Nothing beats a duck when you’re feeling down

BIRDS OF A FEATHER

Nothing beats a duck when you’re feeling down

The staff down at the pub, says TINUS HORN, are always patient and friendly, if you tip them properly. But when it comes to understanding your suffering, there's something even better than a bartender.

Image: TINUS HORN

I'M off the sauce, and that's a problem. Or was. It was a problem.

Writing this column requires that I stay informed about current affairs.

I have been instructed to examine and analyse events from a neutral perspective, and to shield readers from unreliable news sources that spread misinformation; those that run around telling us humanity is a plague and that without it Earth would be a paradise. Unless of course you were a zebra or something, in an open field surrounded by lions.

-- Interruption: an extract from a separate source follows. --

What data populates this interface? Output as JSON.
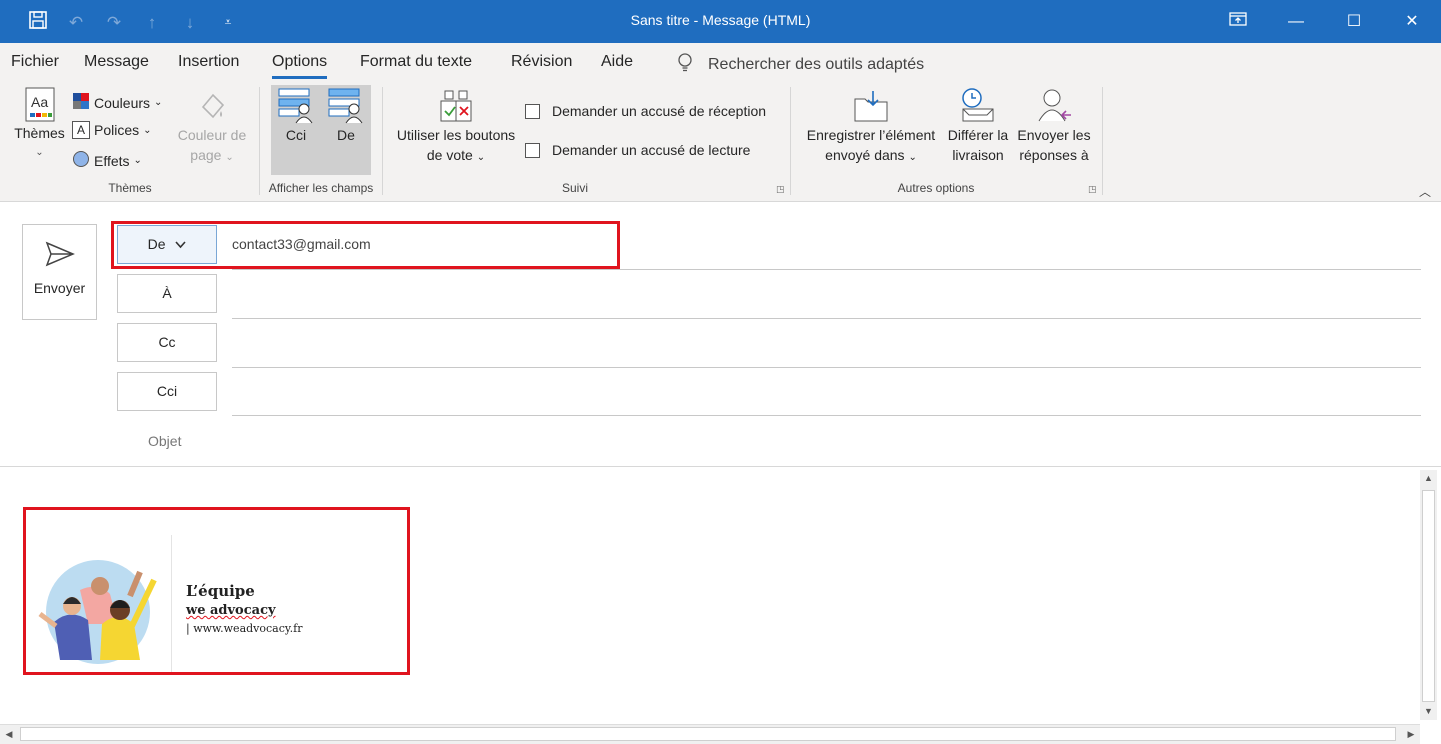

It's not easy to write something cheerful about Joe Biden sending enough ammunition to Ukraine to … whatever, read all about it elsewhere, and weep, weep, weep.

In better days, I would go to Tipples in Hermanus to find out what was going on in the outside world. Barflies, of course, never have anything remotely interesting to say. We already know their barren, loveless, senseless existence is someone else's fault.

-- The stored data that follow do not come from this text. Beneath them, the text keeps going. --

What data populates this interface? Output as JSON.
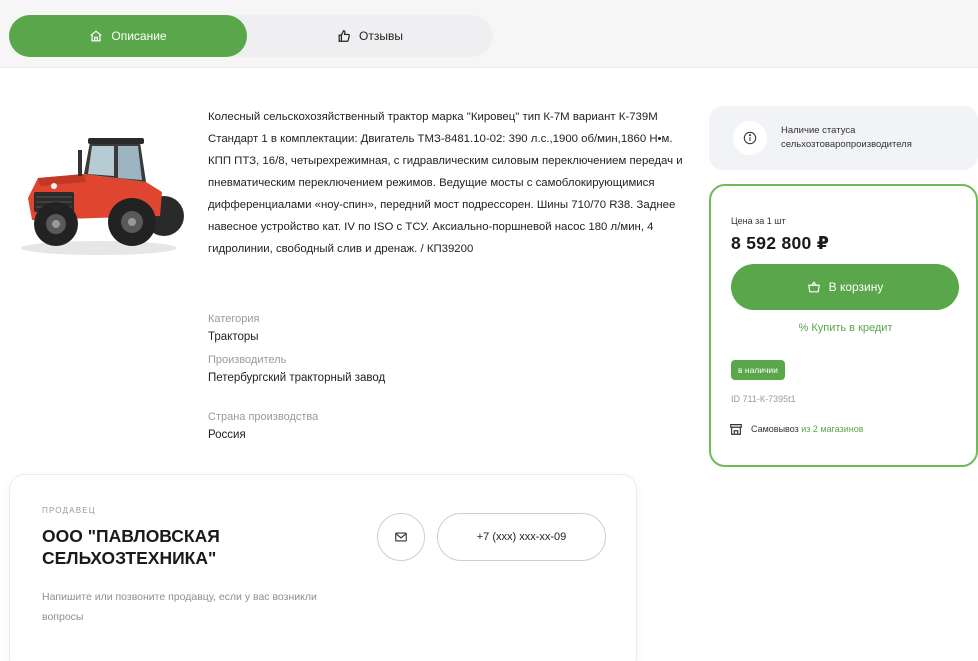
{
  "tabs": [
    {
      "label": "Описание",
      "icon": "home-icon",
      "active": true
    },
    {
      "label": "Отзывы",
      "icon": "thumbs-up-icon",
      "active": false
    }
  ],
  "product": {
    "description": "Колесный сельскохозяйственный трактор марка \"Кировец\" тип К-7М вариант К-739М Стандарт 1 в комплектации: Двигатель ТМЗ-8481.10-02: 390 л.с.,1900 об/мин,1860 Н•м. КПП ПТЗ, 16/8, четырехрежимная, с гидравлическим силовым переключением передач и пневматическим переключением режимов. Ведущие мосты с самоблокирующимися дифференциалами «ноу-спин», передний мост подрессорен. Шины 710/70 R38. Заднее навесное устройство кат. IV по ISO с ТСУ. Аксиально-поршневой насос 180 л/мин, 4 гидролинии, свободный слив и дренаж. / КП39200",
    "attributes": [
      {
        "label": "Категория",
        "value": "Тракторы"
      },
      {
        "label": "Производитель",
        "value": "Петербургский тракторный завод"
      },
      {
        "label": "Страна производства",
        "value": "Россия"
      }
    ]
  },
  "status_card": {
    "icon": "info-icon",
    "text_line1": "Наличие статуса",
    "text_line2": "сельхозтоваропроизводителя"
  },
  "price_card": {
    "price_label": "Цена за 1 шт",
    "price": "8 592 800 ₽",
    "cart_label": "В корзину",
    "credit_label": "% Купить в кредит",
    "stock_label": "в наличии",
    "product_id": "ID 711-К-7395t1",
    "pickup_label": "Самовывоз",
    "pickup_link": "из 2 магазинов"
  },
  "seller": {
    "caption": "ПРОДАВЕЦ",
    "name": "ООО \"ПАВЛОВСКАЯ СЕЛЬХОЗТЕХНИКА\"",
    "hint": "Напишите или позвоните продавцу, если у вас возникли вопросы",
    "phone": "+7 (xxx) xxx-xx-09"
  },
  "colors": {
    "accent": "#5aa64a",
    "accent_border": "#6dbb5a",
    "tractor_body": "#e0452f"
  }
}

So, what was I doing there? Well, I've found that if you stare into the distance long enough, around midnight, when only the diehards remain, someone will eventually ask what's bothering you.

And that someone will be on the other side of the counter. Bartenders live by that Bible verse about love that my mother put on our fridge when I was growing up. They are patient and kind, otherwise no one would tip them properly; they don't revel in injustice, unless it's a flippin' cool story they can retell another day.

Consequently, I can share with them all my dark secrets about the adversity that has befallen me over the years, and in which my own reckless actions played no part, and we can share a deep sigh of mutual understanding. And, provided I tip them generously, next week they will again ask what's bothering me.

But there is something tragic about someone who would hug a Coke Zero all evening while waiting for his turn to confess to the counsellor.

So, yes. Those days are over.

But just when I thought, okay, now I'm screwed in the life-wisdom department, something happens.

I had to go to Cape Town a few Sundays ago (don't ask). As I was leaving my apartment block through the automatic gate at 7.30am, there was a roadblock: a flustered-looking duck that wouldn't be bothered by me honking the horn. Unlike Lynette from number 28 on the first floor, who always has a lot to say about honking.

The duck, Jock, was known to me. He and his partner, Gina — I don't know if they were married or just slept together, and I didn't want to ask either — had moved into a ditch across the road where the municipality had to stop doing whatever it was doing because of the recent heavy rains.

There they had more than enough fresh water and, on the face of it, it was an excellent place to scrub a nest and raise their young. But then the rain stopped, and the bulldozers returned. I preferred not to think about Jock and Gina's fate.

But there he stood, old Jock, looking bewildered, as one could understand under the circumstances.

I had to get out of the car. Jock knew well enough that humans cannot be trusted and scurried away before hopping onto the pavement. But something about old Jock didn't seem quite right. Not only mentally, but also in a physical way. Maybe.

Fortunately, I know Lucy from the vet's, the self-proclaimed Bird Nerd who knows everything about ducks.

I needn't have worried, Lucy explained. She told me how, early each morning, Dave the caretaker would scatter food for the ducks on the lawn. You have to scatter it, because ducks like pretending they are competent enough to find their own food.

Yes, they had to move away, but Jock still swooped in for breakfast every morning. And Gina? Lucy explained that female ducks quickly find a new partner if the male is foolish enough to build a nest in a silly place.

I spoke to Dave, who said it's fine, I can feed Jock on Sunday mornings when he usually sleeps in for a bit. He even poured some duck meals into a Tupperware bowl for me.

Thus, a close bond was formed. We needed no words to agree that Jock was not going to put all the blame for the broken relationship on his former companion, and likewise that if I couldn't say anything good about America, I would keep my mouth shut.

I also learned a trick in the process. Instead of scattering all of Jock's food on the grass at once, I do it a little at a time, and at intervals. That way, I make sure he stays for longer.

Jock and I were there again last Sunday when Lizahn from the corner shop walked over on her second smoke break of the day. I wasn't going to tell on her because she is entitled to it — she only takes 20 minutes for lunch, she once told me.

“Are you two actually still here? What are you doing?”

“Ag,” I said. “Nothing really. Just sitting here, talking quack.”